Govt gets tough on 'non-transformative' sugar industry

Cape Town – The Department of Trade and Industry instructed the South African Sugar Association (SASA) to immediately stop paying levies to the South African Cane Growers Association until an agreement is reached on how to acknowledge black sugarcane growers in the sector, said Lionel October, director general.

He was part of a delegation that briefed Parliament’s portfolio committee on trade and industry on Friday on how to resolve an impasse in the sugar industry over transformation and participation.

The committee received input from the DTI and various organisation in South Africa’s sugar sector, including the overarching regulatory body the South African Sugar Association (SASA), its two member organisations the South African Cane Growers Association and the South African Millers Association as well as the South African Farmers Development Association (Safda) – a body that represents black farmers.

In October this year, Safda told members of Parliament that it is still not getting recognition from big stakeholders, such as the Cane Growers Association, although the DTI attempted to mediate an agreement among the various stakeholders in November 2016.

Safda’s exclusion from the federation also means they do not have access to levies that will help to support their operations and production.

Currently, the Cane Growers Association receives 100% of growers’ levies from the regulatory body. SASA is currently made up of 50/50 representation by the Millers Association, which represents millers and refiners, and Sagca, which represents cane growers.

“We’ve been trying for two years to get the two industry bodies (SASA and Safda) to work together,” October told Fin24. “They reached an agreement, but then the Cane Growers Association came and said they refused to implement it.”

READ: Fierce sugary tax debate moves to Parliament 

He said DTI wants both associations recognised and until that happens all levies must be stopped immediately. “In future, these organisations must share the levies 50/50, until they’ve reached an agreement among themselves on how to divide the levies.”  
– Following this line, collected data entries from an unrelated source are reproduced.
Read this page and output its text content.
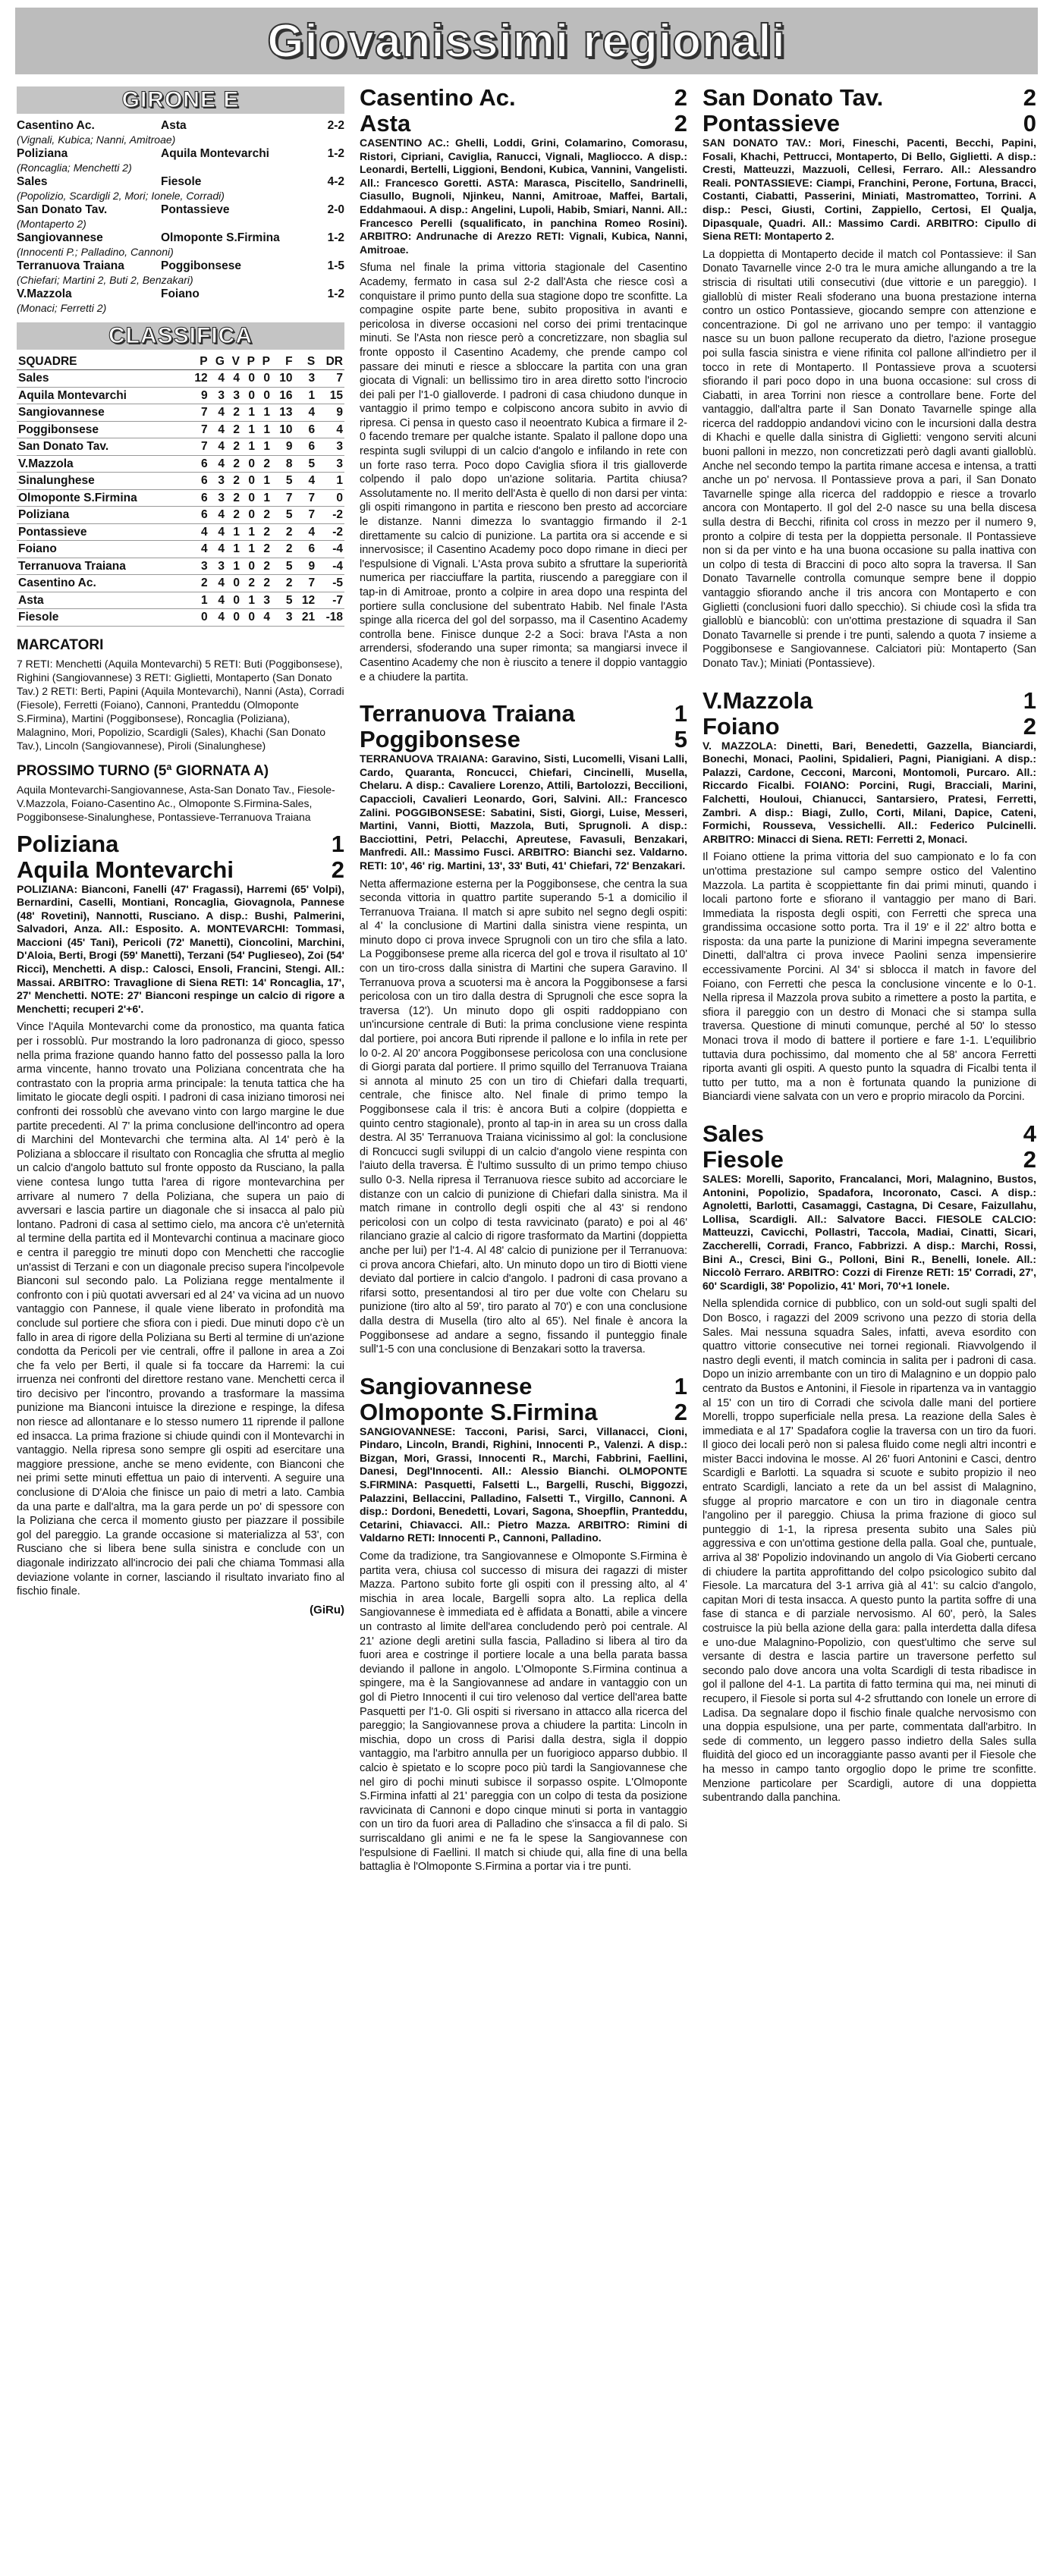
Giovanissimi regionali
GIRONE E
Casentino Ac.	Asta	2-2
(Vignali, Kubica; Nanni, Amitroae)
Poliziana	Aquila Montevarchi	1-2
(Roncaglia; Menchetti 2)
Sales	Fiesole	4-2
(Popolizio, Scardigli 2, Mori; Ionele, Corradi)
San Donato Tav.	Pontassieve	2-0
(Montaperto 2)
Sangiovannese	Olmoponte S.Firmina	1-2
(Innocenti P.; Palladino, Cannoni)
Terranuova Traiana	Poggibonsese	1-5
(Chiefari; Martini 2, Buti 2, Benzakari)
V.Mazzola	Foiano	1-2
(Monaci; Ferretti 2)
CLASSIFICA
SQUADRE	P	G	V	P	P	F	S	DR
Sales	12	4	4	0	0	10	3	7
Aquila Montevarchi	9	3	3	0	0	16	1	15
Sangiovannese	7	4	2	1	1	13	4	9
Poggibonsese	7	4	2	1	1	10	6	4
San Donato Tav.	7	4	2	1	1	9	6	3
V.Mazzola	6	4	2	0	2	8	5	3
Sinalunghese	6	3	2	0	1	5	4	1
Olmoponte S.Firmina	6	3	2	0	1	7	7	0
Poliziana	6	4	2	0	2	5	7	-2
Pontassieve	4	4	1	1	2	2	4	-2
Foiano	4	4	1	1	2	2	6	-4
Terranuova Traiana	3	3	1	0	2	5	9	-4
Casentino Ac.	2	4	0	2	2	2	7	-5
Asta	1	4	0	1	3	5	12	-7
Fiesole	0	4	0	0	4	3	21	-18
MARCATORI
7 RETI: Menchetti (Aquila Montevarchi) 5 RETI: Buti (Poggibonsese), Righini (Sangiovannese) 3 RETI: Giglietti, Montaperto (San Donato Tav.) 2 RETI: Berti, Papini (Aquila Montevarchi), Nanni (Asta), Corradi (Fiesole), Ferretti (Foiano), Cannoni, Pranteddu (Olmoponte S.Firmina), Martini (Poggibonsese), Roncaglia (Poliziana), Malagnino, Mori, Popolizio, Scardigli (Sales), Khachi (San Donato Tav.), Lincoln (Sangiovannese), Piroli (Sinalunghese)
PROSSIMO TURNO (5ª GIORNATA A)
Aquila Montevarchi-Sangiovannese, Asta-San Donato Tav., Fiesole-V.Mazzola, Foiano-Casentino Ac., Olmoponte S.Firmina-Sales, Poggibonsese-Sinalunghese, Pontassieve-Terranuova Traiana
Poliziana	1
Aquila Montevarchi	2
POLIZIANA: Bianconi, Fanelli (47' Fragassi), Harremi (65' Volpi), Bernardini, Caselli, Montiani, Roncaglia, Giovagnola, Pannese (48' Rovetini), Nannotti, Rusciano. A disp.: Bushi, Palmerini, Salvadori, Anza. All.: Esposito. A. MONTEVARCHI: Tommasi, Maccioni (45' Tani), Pericoli (72' Manetti), Cioncolini, Marchini, D'Aloia, Berti, Brogi (59' Manetti), Terzani (54' Puglieseo), Zoi (54' Ricci), Menchetti. A disp.: Calosci, Ensoli, Francini, Stengi. All.: Massai. ARBITRO: Travaglione di Siena RETI: 14' Roncaglia, 17', 27' Menchetti. NOTE: 27' Bianconi respinge un calcio di rigore a Menchetti; recuperi 2'+6'.
Vince l'Aquila Montevarchi come da pronostico, ma quanta fatica per i rossoblù. Pur mostrando la loro padronanza di gioco, spesso nella prima frazione quando hanno fatto del possesso palla la loro arma vincente, hanno trovato una Poliziana concentrata che ha contrastato con la propria arma principale: la tenuta tattica che ha limitato le giocate degli ospiti. I padroni di casa iniziano timorosi nei confronti dei rossoblù che avevano vinto con largo margine le due partite precedenti. Al 7' la prima conclusione dell'incontro ad opera di Marchini del Montevarchi che termina alta. Al 14' però è la Poliziana a sbloccare il risultato con Roncaglia che sfrutta al meglio un calcio d'angolo battuto sul fronte opposto da Rusciano, la palla viene contesa lungo tutta l'area di rigore montevarchina per arrivare al numero 7 della Poliziana, che supera un paio di avversari e lascia partire un diagonale che si insacca al palo più lontano. Padroni di casa al settimo cielo, ma ancora c'è un'eternità al termine della partita ed il Montevarchi continua a macinare gioco e centra il pareggio tre minuti dopo con Menchetti che raccoglie un'assist di Terzani e con un diagonale preciso supera l'incolpevole Bianconi sul secondo palo. La Poliziana regge mentalmente il confronto con i più quotati avversari ed al 24' va vicina ad un nuovo vantaggio con Pannese, il quale viene liberato in profondità ma conclude sul portiere che sfiora con i piedi. Due minuti dopo c'è un fallo in area di rigore della Poliziana su Berti al termine di un'azione condotta da Pericoli per vie centrali, offre il pallone in area a Zoi che fa velo per Berti, il quale si fa toccare da Harremi: la cui irruenza nei confronti del direttore restano vane. Menchetti cerca il tiro decisivo per l'incontro, provando a trasformare la massima punizione ma Bianconi intuisce la direzione e respinge, la difesa non riesce ad allontanare e lo stesso numero 11 riprende il pallone ed insacca. La prima frazione si chiude quindi con il Montevarchi in vantaggio. Nella ripresa sono sempre gli ospiti ad esercitare una maggiore pressione, anche se meno evidente, con Bianconi che nei primi sette minuti effettua un paio di interventi. A seguire una conclusione di D'Aloia che finisce un paio di metri a lato. Cambia da una parte e dall'altra, ma la gara perde un po' di spessore con la Poliziana che cerca il momento giusto per piazzare il possibile gol del pareggio. La grande occasione si materializza al 53', con Rusciano che si libera bene sulla sinistra e conclude con un diagonale indirizzato all'incrocio dei pali che chiama Tommasi alla deviazione volante in corner, lasciando il risultato invariato fino al fischio finale.
(GiRu)
Casentino Ac.	2
Asta	2
CASENTINO AC.: Ghelli, Loddi, Grini, Colamarino, Comorasu, Ristori, Cipriani, Caviglia, Ranucci, Vignali, Magliocco. A disp.: Leonardi, Bertelli, Liggioni, Bendoni, Kubica, Vannini, Vangelisti. All.: Francesco Goretti. ASTA: Marasca, Piscitello, Sandrinelli, Ciasullo, Bugnoli, Njinkeu, Nanni, Amitroae, Maffei, Bartali, Eddahmaoui. A disp.: Angelini, Lupoli, Habib, Smiari, Nanni. All.: Francesco Perelli (squalificato, in panchina Romeo Rosini). ARBITRO: Andrunache di Arezzo RETI: Vignali, Kubica, Nanni, Amitroae.
Sfuma nel finale la prima vittoria stagionale del Casentino Academy, fermato in casa sul 2-2 dall'Asta che riesce così a conquistare il primo punto della sua stagione dopo tre sconfitte. La compagine ospite parte bene, subito propositiva in avanti e pericolosa in diverse occasioni nel corso dei primi trentacinque minuti. Se l'Asta non riesce però a concretizzare, non sbaglia sul fronte opposto il Casentino Academy, che prende campo col passare dei minuti e riesce a sbloccare la partita con una gran giocata di Vignali: un bellissimo tiro in area diretto sotto l'incrocio dei pali per l'1-0 gialloverde. I padroni di casa chiudono dunque in vantaggio il primo tempo e colpiscono ancora subito in avvio di ripresa. Ci pensa in questo caso il neoentrato Kubica a firmare il 2-0 facendo tremare per qualche istante. Spalato il pallone dopo una respinta sugli sviluppi di un calcio d'angolo e infilando in rete con un forte raso terra. Poco dopo Caviglia sfiora il tris gialloverde colpendo il palo dopo un'azione solitaria. Partita chiusa? Assolutamente no. Il merito dell'Asta è quello di non darsi per vinta: gli ospiti rimangono in partita e riescono ben presto ad accorciare le distanze. Nanni dimezza lo svantaggio firmando il 2-1 direttamente su calcio di punizione. La partita ora si accende e si innervosisce; il Casentino Academy poco dopo rimane in dieci per l'espulsione di Vignali. L'Asta prova subito a sfruttare la superiorità numerica per riacciuffare la partita, riuscendo a pareggiare con il tap-in di Amitroae, pronto a colpire in area dopo una respinta del portiere sulla conclusione del subentrato Habib. Nel finale l'Asta spinge alla ricerca del gol del sorpasso, ma il Casentino Academy controlla bene. Finisce dunque 2-2 a Soci: brava l'Asta a non arrendersi, sfoderando una super rimonta; sa mangiarsi invece il Casentino Academy che non è riuscito a tenere il doppio vantaggio e a chiudere la partita.
Terranuova Traiana	1
Poggibonsese	5
TERRANUOVA TRAIANA: Garavino, Sisti, Lucomelli, Visani Lalli, Cardo, Quaranta, Roncucci, Chiefari, Cincinelli, Musella, Chelaru. A disp.: Cavaliere Lorenzo, Attili, Bartolozzi, Beccilioni, Capaccioli, Cavalieri Leonardo, Gori, Salvini. All.: Francesco Zalini. POGGIBONSESE: Sabatini, Sisti, Giorgi, Luise, Messeri, Martini, Vanni, Biotti, Mazzola, Buti, Sprugnoli. A disp.: Bacciottini, Petri, Pelacchi, Apreutese, Favasuli, Benzakari, Manfredi. All.: Massimo Fusci. ARBITRO: Bianchi sez. Valdarno. RETI: 10', 46' rig. Martini, 13', 33' Buti, 41' Chiefari, 72' Benzakari.
Netta affermazione esterna per la Poggibonsese, che centra la sua seconda vittoria in quattro partite superando 5-1 a domicilio il Terranuova Traiana. Il match si apre subito nel segno degli ospiti: al 4' la conclusione di Martini dalla sinistra viene respinta, un minuto dopo ci prova invece Sprugnoli con un tiro che sfila a lato. La Poggibonsese preme alla ricerca del gol e trova il risultato al 10' con un tiro-cross dalla sinistra di Martini che supera Garavino. Il Terranuova prova a scuotersi ma è ancora la Poggibonsese a farsi pericolosa con un tiro dalla destra di Sprugnoli che esce sopra la traversa (12'). Un minuto dopo gli ospiti raddoppiano con un'incursione centrale di Buti: la prima conclusione viene respinta dal portiere, poi ancora Buti riprende il pallone e lo infila in rete per lo 0-2. Al 20' ancora Poggibonsese pericolosa con una conclusione di Giorgi parata dal portiere. Il primo squillo del Terranuova Traiana si annota al minuto 25 con un tiro di Chiefari dalla trequarti, centrale, che finisce alto. Nel finale di primo tempo la Poggibonsese cala il tris: è ancora Buti a colpire (doppietta e quinto centro stagionale), pronto al tap-in in area su un cross dalla destra. Al 35' Terranuova Traiana vicinissimo al gol: la conclusione di Roncucci sugli sviluppi di un calcio d'angolo viene respinta con l'aiuto della traversa. È l'ultimo sussulto di un primo tempo chiuso sullo 0-3. Nella ripresa il Terranuova riesce subito ad accorciare le distanze con un calcio di punizione di Chiefari dalla sinistra. Ma il match rimane in controllo degli ospiti che al 43' si rendono pericolosi con un colpo di testa ravvicinato (parato) e poi al 46' rilanciano grazie al calcio di rigore trasformato da Martini (doppietta anche per lui) per l'1-4. Al 48' calcio di punizione per il Terranuova: ci prova ancora Chiefari, alto. Un minuto dopo un tiro di Biotti viene deviato dal portiere in calcio d'angolo. I padroni di casa provano a rifarsi sotto, presentandosi al tiro per due volte con Chelaru su punizione (tiro alto al 59', tiro parato al 70') e con una conclusione dalla destra di Musella (tiro alto al 65'). Nel finale è ancora la Poggibonsese ad andare a segno, fissando il punteggio finale sull'1-5 con una conclusione di Benzakari sotto la traversa.
Sangiovannese	1
Olmoponte S.Firmina	2
SANGIOVANNESE: Tacconi, Parisi, Sarci, Villanacci, Cioni, Pindaro, Lincoln, Brandi, Righini, Innocenti P., Valenzi. A disp.: Bizgan, Mori, Grassi, Innocenti R., Marchi, Fabbrini, Faellini, Danesi, Degl'Innocenti. All.: Alessio Bianchi. OLMOPONTE S.FIRMINA: Pasquetti, Falsetti L., Bargelli, Ruschi, Biggozzi, Palazzini, Bellaccini, Palladino, Falsetti T., Virgillo, Cannoni. A disp.: Dordoni, Benedetti, Lovari, Sagona, Shoepflin, Pranteddu, Cetarini, Chiavacci. All.: Pietro Mazza. ARBITRO: Rimini di Valdarno RETI: Innocenti P., Cannoni, Palladino.
Come da tradizione, tra Sangiovannese e Olmoponte S.Firmina è partita vera, chiusa col successo di misura dei ragazzi di mister Mazza. Partono subito forte gli ospiti con il pressing alto, al 4' mischia in area locale, Bargelli sopra alto. La replica della Sangiovannese è immediata ed è affidata a Bonatti, abile a vincere un contrasto al limite dell'area concludendo però poi centrale. Al 21' azione degli aretini sulla fascia, Palladino si libera al tiro da fuori area e costringe il portiere locale a una bella parata bassa deviando il pallone in angolo. L'Olmoponte S.Firmina continua a spingere, ma è la Sangiovannese ad andare in vantaggio con un gol di Pietro Innocenti il cui tiro velenoso dal vertice dell'area batte Pasquetti per l'1-0. Gli ospiti si riversano in attacco alla ricerca del pareggio; la Sangiovannese prova a chiudere la partita: Lincoln in mischia, dopo un cross di Parisi dalla destra, sigla il doppio vantaggio, ma l'arbitro annulla per un fuorigioco apparso dubbio. Il calcio è spietato e lo scopre poco più tardi la Sangiovannese che nel giro di pochi minuti subisce il sorpasso ospite. L'Olmoponte S.Firmina infatti al 21' pareggia con un colpo di testa da posizione ravvicinata di Cannoni e dopo cinque minuti si porta in vantaggio con un tiro da fuori area di Palladino che s'insacca a fil di palo. Si surriscaldano gli animi e ne fa le spese la Sangiovannese con l'espulsione di Faellini. Il match si chiude qui, alla fine di una bella battaglia è l'Olmoponte S.Firmina a portar via i tre punti.
San Donato Tav.	2
Pontassieve	0
SAN DONATO TAV.: Mori, Fineschi, Pacenti, Becchi, Papini, Fosali, Khachi, Pettrucci, Montaperto, Di Bello, Giglietti. A disp.: Cresti, Matteuzzi, Mazzuoli, Cellesi, Ferraro. All.: Alessandro Reali. PONTASSIEVE: Ciampi, Franchini, Perone, Fortuna, Bracci, Costanti, Ciabatti, Passerini, Miniati, Mastromatteo, Torrini. A disp.: Pesci, Giusti, Cortini, Zappiello, Certosi, El Qualja, Dipasquale, Quadri. All.: Massimo Cardi. ARBITRO: Cipullo di Siena RETI: Montaperto 2.
La doppietta di Montaperto decide il match col Pontassieve: il San Donato Tavarnelle vince 2-0 tra le mura amiche allungando a tre la striscia di risultati utili consecutivi (due vittorie e un pareggio). I gialloblù di mister Reali sfoderano una buona prestazione interna contro un ostico Pontassieve, giocando sempre con attenzione e concentrazione. Di gol ne arrivano uno per tempo: il vantaggio nasce su un buon pallone recuperato da dietro, l'azione prosegue poi sulla fascia sinistra e viene rifinita col pallone all'indietro per il tocco in rete di Montaperto. Il Pontassieve prova a scuotersi sfiorando il pari poco dopo in una buona occasione: sul cross di Ciabatti, in area Torrini non riesce a controllare bene. Forte del vantaggio, dall'altra parte il San Donato Tavarnelle spinge alla ricerca del raddoppio andandovi vicino con le incursioni dalla destra di Khachi e quelle dalla sinistra di Giglietti: vengono serviti alcuni buoni palloni in mezzo, non concretizzati però dagli avanti gialloblù. Anche nel secondo tempo la partita rimane accesa e intensa, a tratti anche un po' nervosa. Il Pontassieve prova a pari, il San Donato Tavarnelle spinge alla ricerca del raddoppio e riesce a trovarlo ancora con Montaperto. Il gol del 2-0 nasce su una bella discesa sulla destra di Becchi, rifinita col cross in mezzo per il numero 9, pronto a colpire di testa per la doppietta personale. Il Pontassieve non si da per vinto e ha una buona occasione su palla inattiva con un colpo di testa di Braccini di poco alto sopra la traversa. Il San Donato Tavarnelle controlla comunque sempre bene il doppio vantaggio sfiorando anche il tris ancora con Montaperto e con Giglietti (conclusioni fuori dallo specchio). Si chiude così la sfida tra gialloblù e biancoblù: con un'ottima prestazione di squadra il San Donato Tavarnelle si prende i tre punti, salendo a quota 7 insieme a Poggibonsese e Sangiovannese. Calciatori più: Montaperto (San Donato Tav.); Miniati (Pontassieve).
V.Mazzola	1
Foiano	2
V. MAZZOLA: Dinetti, Bari, Benedetti, Gazzella, Bianciardi, Bonechi, Monaci, Paolini, Spidalieri, Pagni, Pianigiani. A disp.: Palazzi, Cardone, Cecconi, Marconi, Montomoli, Purcaro. All.: Riccardo Ficalbi. FOIANO: Porcini, Rugi, Bracciali, Marini, Falchetti, Houloui, Chianucci, Santarsiero, Pratesi, Ferretti, Zambri. A disp.: Biagi, Zullo, Corti, Milani, Dapice, Cateni, Formichi, Rousseva, Vessichelli. All.: Federico Pulcinelli. ARBITRO: Minacci di Siena. RETI: Ferretti 2, Monaci.
Il Foiano ottiene la prima vittoria del suo campionato e lo fa con un'ottima prestazione sul campo sempre ostico del Valentino Mazzola. La partita è scoppiettante fin dai primi minuti, quando i locali partono forte e sfiorano il vantaggio per mano di Bari. Immediata la risposta degli ospiti, con Ferretti che spreca una grandissima occasione sotto porta. Tra il 19' e il 22' altro botta e risposta: da una parte la punizione di Marini impegna severamente Dinetti, dall'altra ci prova invece Paolini senza impensierire eccessivamente Porcini. Al 34' si sblocca il match in favore del Foiano, con Ferretti che pesca la conclusione vincente e lo 0-1. Nella ripresa il Mazzola prova subito a rimettere a posto la partita, e sfiora il pareggio con un destro di Monaci che si stampa sulla traversa. Questione di minuti comunque, perché al 50' lo stesso Monaci trova il modo di battere il portiere e fare 1-1. L'equilibrio tuttavia dura pochissimo, dal momento che al 58' ancora Ferretti riporta avanti gli ospiti. A questo punto la squadra di Ficalbi tenta il tutto per tutto, ma a non è fortunata quando la punizione di Bianciardi viene salvata con un vero e proprio miracolo da Porcini.
Sales	4
Fiesole	2
SALES: Morelli, Saporito, Francalanci, Mori, Malagnino, Bustos, Antonini, Popolizio, Spadafora, Incoronato, Casci. A disp.: Agnoletti, Barlotti, Casamaggi, Castagna, Di Cesare, Faizullahu, Lollisa, Scardigli. All.: Salvatore Bacci. FIESOLE CALCIO: Matteuzzi, Cavicchi, Pollastri, Taccola, Madiai, Cinatti, Sicari, Zaccherelli, Corradi, Franco, Fabbrizzi. A disp.: Marchi, Rossi, Bini A., Cresci, Bini G., Polloni, Bini R., Benelli, Ionele. All.: Niccolò Ferraro. ARBITRO: Cozzi di Firenze RETI: 15' Corradi, 27', 60' Scardigli, 38' Popolizio, 41' Mori, 70'+1 Ionele.
Nella splendida cornice di pubblico, con un sold-out sugli spalti del Don Bosco, i ragazzi del 2009 scrivono una pezzo di storia della Sales. Mai nessuna squadra Sales, infatti, aveva esordito con quattro vittorie consecutive nei tornei regionali. Riavvolgendo il nastro degli eventi, il match comincia in salita per i padroni di casa. Dopo un inizio arrembante con un tiro di Malagnino e un doppio palo centrato da Bustos e Antonini, il Fiesole in ripartenza va in vantaggio al 15' con un tiro di Corradi che scivola dalle mani del portiere Morelli, troppo superficiale nella presa. La reazione della Sales è immediata e al 17' Spadafora coglie la traversa con un tiro da fuori. Il gioco dei locali però non si palesa fluido come negli altri incontri e mister Bacci indovina le mosse. Al 26' fuori Antonini e Casci, dentro Scardigli e Barlotti. La squadra si scuote e subito propizio il neo entrato Scardigli, lanciato a rete da un bel assist di Malagnino, sfugge al proprio marcatore e con un tiro in diagonale centra l'angolino per il pareggio. Chiusa la prima frazione di gioco sul punteggio di 1-1, la ripresa presenta subito una Sales più aggressiva e con un'ottima gestione della palla. Goal che, puntuale, arriva al 38' Popolizio indovinando un angolo di Via Gioberti cercano di chiudere la partita approfittando del colpo psicologico subito dal Fiesole. La marcatura del 3-1 arriva già al 41': su calcio d'angolo, capitan Mori di testa insacca. A questo punto la partita soffre di una fase di stanca e di parziale nervosismo. Al 60', però, la Sales costruisce la più bella azione della gara: palla interdetta dalla difesa e uno-due Malagnino-Popolizio, con quest'ultimo che serve sul versante di destra e lascia partire un traversone perfetto sul secondo palo dove ancora una volta Scardigli di testa ribadisce in gol il pallone del 4-1. La partita di fatto termina qui ma, nei minuti di recupero, il Fiesole si porta sul 4-2 sfruttando con Ionele un errore di Ladisa. Da segnalare dopo il fischio finale qualche nervosismo con una doppia espulsione, una per parte, commentata dall'arbitro. In sede di commento, un leggero passo indietro della Sales sulla fluidità del gioco ed un incoraggiante passo avanti per il Fiesole che ha messo in campo tanto orgoglio dopo le prime tre sconfitte. Menzione particolare per Scardigli, autore di una doppietta subentrando dalla panchina.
SASA was also instructed to amend its constitution to acknowledge Safda as a legitimate industry body.

DTI’s solution is that all stakeholders must be represented in one single body, but if that agreement can’t be reached the sugar industry must be “shared 50/50”, October said.

“Let’s then recognise both (SASA and Safda). We hope this will force the parties into a negotiated settlement again.”

October was adamant that government cannot allow the status quo in the sugar industry to continue. “If people want to use the law to frustrate the process we’ll impose a solution.”

The DTI earlier suggested that the Sugar Act of 1978 should be amended so that other associations can be empowered in the legislation.

Currently, legislation only acknowledges the South African Sugar Association (Sasa).